For many people, this means the ability to file joint taxes, petition for green cards, receive Social Security benefits, among other things. In what is an eruption of political symbolism, I caution us to keep level-headed. It is by means other than reason that we still fail to admit that the cry for “human rights” that has reduced violence against bodies has resulted in what we see now in the battle between the States and the Federal government over issues like gay marriage — an era of bureaucratic and administrative violence.
Social issues, most recently “gay marriage,” in the United States are usually on the center stage of our elusive political landscape. Gay marriage, abortion, God talk, seem to take the media by storm when they reemerge as infamous and tiresome “battles for rights.” I’m sure this is not a view that many people share, particularly because being identified as a complainer in this country is the highest form of social treason. But, I suppose treason is the only dignified way of becoming political in an increasingly post-political country.

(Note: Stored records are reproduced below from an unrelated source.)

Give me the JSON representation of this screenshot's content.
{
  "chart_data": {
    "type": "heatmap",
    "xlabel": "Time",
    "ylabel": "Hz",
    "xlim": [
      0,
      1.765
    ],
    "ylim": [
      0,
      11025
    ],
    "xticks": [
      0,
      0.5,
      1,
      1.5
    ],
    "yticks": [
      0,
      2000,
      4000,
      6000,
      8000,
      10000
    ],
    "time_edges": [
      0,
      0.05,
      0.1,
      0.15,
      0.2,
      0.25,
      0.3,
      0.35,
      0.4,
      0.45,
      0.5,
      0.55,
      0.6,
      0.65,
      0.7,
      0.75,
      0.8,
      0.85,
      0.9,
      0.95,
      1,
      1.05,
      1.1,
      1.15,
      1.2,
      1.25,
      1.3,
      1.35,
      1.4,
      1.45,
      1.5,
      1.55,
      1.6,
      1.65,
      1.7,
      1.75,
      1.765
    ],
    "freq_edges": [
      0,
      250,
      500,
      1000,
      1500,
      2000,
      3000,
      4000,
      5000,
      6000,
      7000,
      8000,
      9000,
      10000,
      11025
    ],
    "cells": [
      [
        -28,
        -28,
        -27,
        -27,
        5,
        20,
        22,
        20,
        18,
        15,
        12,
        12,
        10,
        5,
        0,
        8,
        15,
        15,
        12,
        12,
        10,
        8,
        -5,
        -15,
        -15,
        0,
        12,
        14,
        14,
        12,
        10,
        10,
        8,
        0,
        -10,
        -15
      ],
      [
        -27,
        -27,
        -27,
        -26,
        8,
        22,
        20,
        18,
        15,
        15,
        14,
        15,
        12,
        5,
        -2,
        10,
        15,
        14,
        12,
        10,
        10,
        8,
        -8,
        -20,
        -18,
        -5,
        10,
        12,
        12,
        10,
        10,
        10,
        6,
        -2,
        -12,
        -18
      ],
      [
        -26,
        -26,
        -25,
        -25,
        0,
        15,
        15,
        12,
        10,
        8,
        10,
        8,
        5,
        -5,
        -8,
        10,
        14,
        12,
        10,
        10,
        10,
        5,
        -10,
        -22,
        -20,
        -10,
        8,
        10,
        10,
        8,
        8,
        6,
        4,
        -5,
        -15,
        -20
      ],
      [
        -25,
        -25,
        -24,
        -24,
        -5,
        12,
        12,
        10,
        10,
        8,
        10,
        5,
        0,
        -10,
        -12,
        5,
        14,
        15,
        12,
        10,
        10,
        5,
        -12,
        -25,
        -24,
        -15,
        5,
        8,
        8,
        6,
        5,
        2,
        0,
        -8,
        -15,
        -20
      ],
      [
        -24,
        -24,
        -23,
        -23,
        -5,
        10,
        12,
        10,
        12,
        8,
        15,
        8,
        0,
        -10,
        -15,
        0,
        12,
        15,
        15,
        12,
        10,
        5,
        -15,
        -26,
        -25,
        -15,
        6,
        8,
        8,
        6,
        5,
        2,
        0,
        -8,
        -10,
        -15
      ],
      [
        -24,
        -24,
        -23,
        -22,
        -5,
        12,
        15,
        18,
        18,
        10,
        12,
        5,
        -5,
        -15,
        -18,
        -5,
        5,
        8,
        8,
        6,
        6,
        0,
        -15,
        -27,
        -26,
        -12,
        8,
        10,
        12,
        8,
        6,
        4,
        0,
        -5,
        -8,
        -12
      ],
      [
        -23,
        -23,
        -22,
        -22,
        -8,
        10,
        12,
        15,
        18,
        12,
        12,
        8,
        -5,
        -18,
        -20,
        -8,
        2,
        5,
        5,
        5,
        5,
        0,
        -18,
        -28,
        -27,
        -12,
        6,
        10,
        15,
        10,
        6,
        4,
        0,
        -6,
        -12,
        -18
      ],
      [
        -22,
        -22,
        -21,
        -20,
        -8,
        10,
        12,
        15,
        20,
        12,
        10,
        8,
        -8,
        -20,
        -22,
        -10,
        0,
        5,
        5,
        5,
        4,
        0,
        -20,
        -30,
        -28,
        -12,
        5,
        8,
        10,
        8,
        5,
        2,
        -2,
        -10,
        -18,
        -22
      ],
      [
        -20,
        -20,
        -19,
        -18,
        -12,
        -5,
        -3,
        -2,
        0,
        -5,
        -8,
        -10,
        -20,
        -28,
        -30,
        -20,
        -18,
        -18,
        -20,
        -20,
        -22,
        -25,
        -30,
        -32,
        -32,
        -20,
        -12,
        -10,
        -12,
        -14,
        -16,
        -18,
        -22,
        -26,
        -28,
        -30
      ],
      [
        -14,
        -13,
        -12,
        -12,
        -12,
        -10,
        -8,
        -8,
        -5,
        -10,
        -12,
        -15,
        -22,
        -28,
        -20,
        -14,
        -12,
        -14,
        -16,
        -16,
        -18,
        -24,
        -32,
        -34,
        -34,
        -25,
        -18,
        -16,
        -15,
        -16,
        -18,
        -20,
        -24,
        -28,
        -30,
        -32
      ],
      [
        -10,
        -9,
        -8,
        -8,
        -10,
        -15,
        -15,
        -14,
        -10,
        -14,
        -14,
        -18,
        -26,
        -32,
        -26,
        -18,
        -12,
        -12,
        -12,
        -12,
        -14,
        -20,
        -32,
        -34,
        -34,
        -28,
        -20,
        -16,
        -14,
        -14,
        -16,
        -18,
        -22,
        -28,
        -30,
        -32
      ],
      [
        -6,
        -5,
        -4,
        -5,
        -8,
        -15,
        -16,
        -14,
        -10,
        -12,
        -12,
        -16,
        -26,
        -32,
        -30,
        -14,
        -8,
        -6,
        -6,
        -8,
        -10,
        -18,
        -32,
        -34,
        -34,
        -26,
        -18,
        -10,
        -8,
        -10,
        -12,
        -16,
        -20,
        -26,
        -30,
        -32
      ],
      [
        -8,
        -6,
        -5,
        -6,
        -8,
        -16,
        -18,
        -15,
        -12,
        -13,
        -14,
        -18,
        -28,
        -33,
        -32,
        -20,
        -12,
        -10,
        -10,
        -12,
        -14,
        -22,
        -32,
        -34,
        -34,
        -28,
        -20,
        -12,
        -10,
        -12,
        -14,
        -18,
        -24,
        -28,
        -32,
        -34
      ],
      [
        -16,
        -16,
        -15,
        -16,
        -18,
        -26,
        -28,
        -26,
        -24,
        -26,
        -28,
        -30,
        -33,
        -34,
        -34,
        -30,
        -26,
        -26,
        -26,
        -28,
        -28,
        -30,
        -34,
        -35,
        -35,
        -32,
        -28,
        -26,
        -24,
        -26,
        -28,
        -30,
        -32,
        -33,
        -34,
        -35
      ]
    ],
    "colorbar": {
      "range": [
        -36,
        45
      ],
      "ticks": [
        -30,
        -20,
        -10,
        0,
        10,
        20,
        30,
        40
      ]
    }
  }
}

The fact of this complicated matter is, that political struggles like gay marriage are so loaded with symbolic politics and spectacle, that it is difficult to see what is actually going on. It does not go without notice that key decisions regarding voting rights this week have failed. And that decisions such as Citizens United represent a profound shift in what it means to “speak” in our political system. This is not to say, that in the spirit of relativism, an American without a ban on same-sex marriage is not more tolerable to live in; I myself, am a gay man who loves his partner and would notarized whatever needs to be notarized for his well-being (and should be allowed to), but this does not mean that marriage is a “right” in any way. Marriage is a bureaucratic institution that has performed a tremendous amount of administrative violence on people, either by excluding them, or more historically relevant, by including them (i.e. women) in its compulsive coupledom politics.
As our Government continues to claim “National Security” to extend acts of surveillance and monitoring on all forms of political dissent, maintains illegal occupations of countries, and defends the right to unconstitutional prisons and torture facilities abroad, WE, as the LGBT community, must remain cognizant of what is at stake with the symbolism that we so arrogantly participate in. With rainbow flags flying and equality signs taking over digital media, let’s not turn into the passive community that our governments so desperately want us to become.
For my friends who will begin to receive the much needed privileges of marriage that they have been denied, I am joyful. But I leave you with this: do not thank a government or a court. Many people in these systems are people with good intentions, with LGBT children, with a notion of what progress is suppose to look like, but nevertheless, they are part of a system of bureautic terror. We must never thank a court, at the very least, these institutions are doing their job. The outcomes of which are still unpredictable in a country where all aspects of our personal lives are monitored and regulated in the cold, distant, and calculated systems of governmental oversight.
Equality is not the answer, autonomy is.